Data Transformations

Binning

The binning transformation divides the value range of a field into intervals, and counts the number of values within each interval. To apply the transformation, here is an example:

    let t = datatable.transform("bin", ["col1"]);

The returned result t is a DataTable. Each tuple (i.e., row) represents a bin or an interval. There are three fields (i.e., columns): “x0” (lower bound of the bin, inclusive), “x1” (upper bound of the bin, exclusive except the last bin), and “col1_count” (the number of values in the bin).

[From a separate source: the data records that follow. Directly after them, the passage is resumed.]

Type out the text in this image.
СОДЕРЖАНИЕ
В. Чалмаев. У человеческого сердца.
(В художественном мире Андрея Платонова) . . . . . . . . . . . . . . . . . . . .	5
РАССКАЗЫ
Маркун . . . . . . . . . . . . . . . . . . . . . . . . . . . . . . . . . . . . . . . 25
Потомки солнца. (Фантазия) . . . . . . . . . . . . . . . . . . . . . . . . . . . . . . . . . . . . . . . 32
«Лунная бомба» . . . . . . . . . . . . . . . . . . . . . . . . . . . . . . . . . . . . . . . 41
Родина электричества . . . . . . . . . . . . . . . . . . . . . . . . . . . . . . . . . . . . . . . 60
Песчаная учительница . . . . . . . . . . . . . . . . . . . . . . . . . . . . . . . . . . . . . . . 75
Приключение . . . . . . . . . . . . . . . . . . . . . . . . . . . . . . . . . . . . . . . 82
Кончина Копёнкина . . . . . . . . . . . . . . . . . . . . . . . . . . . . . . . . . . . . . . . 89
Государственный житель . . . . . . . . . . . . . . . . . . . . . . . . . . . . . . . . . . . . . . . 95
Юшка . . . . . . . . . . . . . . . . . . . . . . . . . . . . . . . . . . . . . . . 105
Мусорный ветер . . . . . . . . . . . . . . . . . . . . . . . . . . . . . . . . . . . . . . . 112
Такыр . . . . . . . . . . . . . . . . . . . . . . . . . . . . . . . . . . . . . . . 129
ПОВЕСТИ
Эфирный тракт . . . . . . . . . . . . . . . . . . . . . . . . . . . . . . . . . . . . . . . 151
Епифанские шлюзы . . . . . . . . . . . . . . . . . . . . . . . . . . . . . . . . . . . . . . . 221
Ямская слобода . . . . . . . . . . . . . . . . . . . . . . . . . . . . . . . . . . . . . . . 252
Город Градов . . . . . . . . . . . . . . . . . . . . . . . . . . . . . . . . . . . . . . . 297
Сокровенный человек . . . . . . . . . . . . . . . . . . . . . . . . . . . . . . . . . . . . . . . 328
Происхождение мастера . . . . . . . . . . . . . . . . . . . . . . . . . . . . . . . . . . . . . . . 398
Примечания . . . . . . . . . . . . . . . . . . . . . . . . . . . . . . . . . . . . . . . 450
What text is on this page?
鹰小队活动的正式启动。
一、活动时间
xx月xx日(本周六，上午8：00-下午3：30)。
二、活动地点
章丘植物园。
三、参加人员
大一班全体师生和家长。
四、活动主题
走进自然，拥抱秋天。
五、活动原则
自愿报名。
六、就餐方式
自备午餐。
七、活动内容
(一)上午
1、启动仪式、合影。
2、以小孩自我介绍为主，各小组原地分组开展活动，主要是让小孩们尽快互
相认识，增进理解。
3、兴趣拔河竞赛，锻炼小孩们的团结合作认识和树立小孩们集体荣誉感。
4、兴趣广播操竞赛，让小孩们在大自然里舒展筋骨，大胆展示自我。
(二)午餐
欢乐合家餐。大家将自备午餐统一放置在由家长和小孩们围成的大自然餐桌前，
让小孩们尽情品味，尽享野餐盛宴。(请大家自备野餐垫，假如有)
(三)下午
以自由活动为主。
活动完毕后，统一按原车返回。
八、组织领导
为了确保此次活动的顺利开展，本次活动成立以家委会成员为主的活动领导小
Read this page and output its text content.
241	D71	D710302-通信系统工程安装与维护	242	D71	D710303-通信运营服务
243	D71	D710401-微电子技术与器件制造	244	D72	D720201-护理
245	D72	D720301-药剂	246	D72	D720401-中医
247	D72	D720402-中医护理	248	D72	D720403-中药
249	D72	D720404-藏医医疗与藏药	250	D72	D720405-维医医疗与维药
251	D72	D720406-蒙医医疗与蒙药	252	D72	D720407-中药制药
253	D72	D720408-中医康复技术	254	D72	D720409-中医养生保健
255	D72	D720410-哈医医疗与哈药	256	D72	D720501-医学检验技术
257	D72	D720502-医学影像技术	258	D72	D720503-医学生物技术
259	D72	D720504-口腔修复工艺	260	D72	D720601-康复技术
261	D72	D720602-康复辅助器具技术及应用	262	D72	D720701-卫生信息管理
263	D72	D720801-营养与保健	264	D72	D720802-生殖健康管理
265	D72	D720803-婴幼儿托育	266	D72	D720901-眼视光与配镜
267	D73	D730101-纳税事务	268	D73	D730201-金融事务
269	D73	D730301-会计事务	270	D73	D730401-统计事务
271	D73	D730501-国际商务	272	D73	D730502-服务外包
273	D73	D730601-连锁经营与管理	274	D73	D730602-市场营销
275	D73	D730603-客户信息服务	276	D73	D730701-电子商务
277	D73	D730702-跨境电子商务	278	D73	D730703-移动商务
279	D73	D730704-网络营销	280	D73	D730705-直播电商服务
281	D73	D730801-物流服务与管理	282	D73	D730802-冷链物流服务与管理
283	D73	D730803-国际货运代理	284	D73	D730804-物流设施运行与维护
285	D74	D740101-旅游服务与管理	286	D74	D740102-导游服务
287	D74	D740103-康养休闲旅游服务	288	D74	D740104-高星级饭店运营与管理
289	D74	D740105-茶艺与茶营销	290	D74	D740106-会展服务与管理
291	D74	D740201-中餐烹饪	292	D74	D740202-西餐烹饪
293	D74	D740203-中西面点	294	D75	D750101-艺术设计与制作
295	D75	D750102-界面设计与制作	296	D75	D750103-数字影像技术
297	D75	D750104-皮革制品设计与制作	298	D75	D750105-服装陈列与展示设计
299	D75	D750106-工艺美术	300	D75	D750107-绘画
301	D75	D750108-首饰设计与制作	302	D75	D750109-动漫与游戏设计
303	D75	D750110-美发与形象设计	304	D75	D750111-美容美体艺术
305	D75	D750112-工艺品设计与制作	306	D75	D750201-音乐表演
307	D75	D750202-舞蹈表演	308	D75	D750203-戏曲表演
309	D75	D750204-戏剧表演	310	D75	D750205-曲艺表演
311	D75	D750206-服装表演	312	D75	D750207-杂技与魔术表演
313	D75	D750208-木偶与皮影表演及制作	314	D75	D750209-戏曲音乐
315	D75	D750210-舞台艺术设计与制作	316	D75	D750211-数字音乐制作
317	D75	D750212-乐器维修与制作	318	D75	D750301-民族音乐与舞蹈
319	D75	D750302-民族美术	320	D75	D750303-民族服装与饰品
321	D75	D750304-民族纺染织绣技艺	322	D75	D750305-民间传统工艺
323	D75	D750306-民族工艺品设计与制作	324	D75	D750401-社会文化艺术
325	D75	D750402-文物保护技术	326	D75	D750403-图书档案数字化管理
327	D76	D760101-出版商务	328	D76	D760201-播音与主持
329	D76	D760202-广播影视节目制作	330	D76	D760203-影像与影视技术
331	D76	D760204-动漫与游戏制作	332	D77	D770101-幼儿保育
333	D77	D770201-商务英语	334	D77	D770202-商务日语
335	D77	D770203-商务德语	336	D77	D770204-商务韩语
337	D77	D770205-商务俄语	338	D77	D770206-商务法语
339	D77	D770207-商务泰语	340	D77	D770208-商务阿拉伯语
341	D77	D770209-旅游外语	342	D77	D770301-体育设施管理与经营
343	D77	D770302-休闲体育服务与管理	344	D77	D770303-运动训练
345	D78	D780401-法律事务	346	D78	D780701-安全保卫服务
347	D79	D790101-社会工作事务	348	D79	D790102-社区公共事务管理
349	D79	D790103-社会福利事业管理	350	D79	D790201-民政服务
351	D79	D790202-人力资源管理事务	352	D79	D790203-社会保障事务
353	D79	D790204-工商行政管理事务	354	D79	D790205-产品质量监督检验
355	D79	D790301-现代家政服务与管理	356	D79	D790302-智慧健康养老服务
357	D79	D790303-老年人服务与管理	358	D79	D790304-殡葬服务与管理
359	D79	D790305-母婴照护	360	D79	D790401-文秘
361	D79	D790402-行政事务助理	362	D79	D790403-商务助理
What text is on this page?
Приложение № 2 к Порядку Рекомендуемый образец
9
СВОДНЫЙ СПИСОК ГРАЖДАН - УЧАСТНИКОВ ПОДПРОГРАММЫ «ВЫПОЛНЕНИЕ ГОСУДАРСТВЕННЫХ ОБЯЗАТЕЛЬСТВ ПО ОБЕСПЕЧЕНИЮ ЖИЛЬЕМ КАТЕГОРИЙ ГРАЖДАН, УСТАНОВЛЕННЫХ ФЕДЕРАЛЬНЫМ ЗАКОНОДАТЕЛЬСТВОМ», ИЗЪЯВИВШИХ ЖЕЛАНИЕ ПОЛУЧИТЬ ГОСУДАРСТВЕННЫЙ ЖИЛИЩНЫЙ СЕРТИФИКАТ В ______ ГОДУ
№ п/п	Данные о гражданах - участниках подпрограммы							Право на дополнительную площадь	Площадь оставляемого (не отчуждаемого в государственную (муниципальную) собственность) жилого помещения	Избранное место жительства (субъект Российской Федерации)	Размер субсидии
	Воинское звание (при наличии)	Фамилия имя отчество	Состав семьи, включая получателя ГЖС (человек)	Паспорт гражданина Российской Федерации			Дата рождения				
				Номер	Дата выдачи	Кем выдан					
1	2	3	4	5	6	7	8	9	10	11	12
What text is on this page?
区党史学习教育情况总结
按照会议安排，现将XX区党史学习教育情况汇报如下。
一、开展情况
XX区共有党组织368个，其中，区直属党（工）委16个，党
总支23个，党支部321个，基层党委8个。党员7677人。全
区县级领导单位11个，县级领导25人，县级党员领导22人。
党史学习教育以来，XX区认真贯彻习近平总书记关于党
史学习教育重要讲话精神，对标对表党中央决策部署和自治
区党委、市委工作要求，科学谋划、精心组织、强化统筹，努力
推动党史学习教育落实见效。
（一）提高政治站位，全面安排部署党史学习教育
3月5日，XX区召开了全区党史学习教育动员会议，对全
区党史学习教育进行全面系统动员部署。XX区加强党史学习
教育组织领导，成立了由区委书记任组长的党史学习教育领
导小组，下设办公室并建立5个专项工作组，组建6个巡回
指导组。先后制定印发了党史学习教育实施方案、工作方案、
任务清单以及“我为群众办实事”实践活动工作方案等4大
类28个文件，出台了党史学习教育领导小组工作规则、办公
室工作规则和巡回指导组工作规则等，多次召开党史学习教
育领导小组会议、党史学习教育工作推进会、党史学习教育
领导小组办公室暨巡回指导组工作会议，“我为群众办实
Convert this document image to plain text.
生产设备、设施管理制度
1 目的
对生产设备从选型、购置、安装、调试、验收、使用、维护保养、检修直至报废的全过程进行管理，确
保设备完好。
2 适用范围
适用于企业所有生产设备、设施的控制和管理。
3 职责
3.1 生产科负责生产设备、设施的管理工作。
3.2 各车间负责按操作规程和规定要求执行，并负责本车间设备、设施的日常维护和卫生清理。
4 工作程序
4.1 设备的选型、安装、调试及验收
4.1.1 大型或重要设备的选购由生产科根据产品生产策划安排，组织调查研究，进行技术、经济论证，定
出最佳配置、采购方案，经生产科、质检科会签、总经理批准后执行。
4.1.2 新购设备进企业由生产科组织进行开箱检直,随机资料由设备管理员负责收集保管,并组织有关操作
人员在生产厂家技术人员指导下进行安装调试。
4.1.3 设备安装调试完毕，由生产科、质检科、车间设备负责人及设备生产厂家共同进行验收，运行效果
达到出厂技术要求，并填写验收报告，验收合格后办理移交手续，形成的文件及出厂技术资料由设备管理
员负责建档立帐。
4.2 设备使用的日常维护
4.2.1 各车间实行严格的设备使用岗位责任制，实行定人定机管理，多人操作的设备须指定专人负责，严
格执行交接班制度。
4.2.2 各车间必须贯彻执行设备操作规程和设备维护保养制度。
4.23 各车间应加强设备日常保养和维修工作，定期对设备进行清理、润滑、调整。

parameterrequired?explanationdefault value
binWidthoptionalwidth of bincomputed using Sturge’s formula
minoptionalminimum bin valueminimum field value
maxoptionalmaximum bin valueminimum field value

Filtering

The filtering transformation removes tuples in a data table that do not satisfy user defined criteria. The filtering criteria are defined as an array of predicates. To apply the transformation, here is an example:

    let t = datatable.transform("filter", [{field: "col1", value: "value1"}]);

The returned result t is a DataTable, where the rows are a subset of the rows in the original data table.

Kernel Density Estimation

The KDE transformation estimates the probability density of a field using an Epanechnikov kernel:

    let t = datatable.transform("kde", ["col1"]);

The returned result t is a DataTable. Each tuple (i.e., row) has two fields (i.e., columns): “col1” (value samples from the input field), and “col1_density” (the estimated probability density for the value sample).

parameterrequired?explanationdefault value
minoptionalminimum valueminimum field value
maxoptionalmaximum valuemaximum field value
bandwidthrequiredsmoothing parameter
intervalrequiredwidth of bin

Sorting

The sorting transformation orders tuples in a data table by the values of the specified fields in the defined order. By default, sorting is in ascending order. For example, the following code sorts the table rows first by "col1" then by "col2".

    datatable.transform("sort", ["col1", "col2"]);

The original data table is transformed and the return type is void.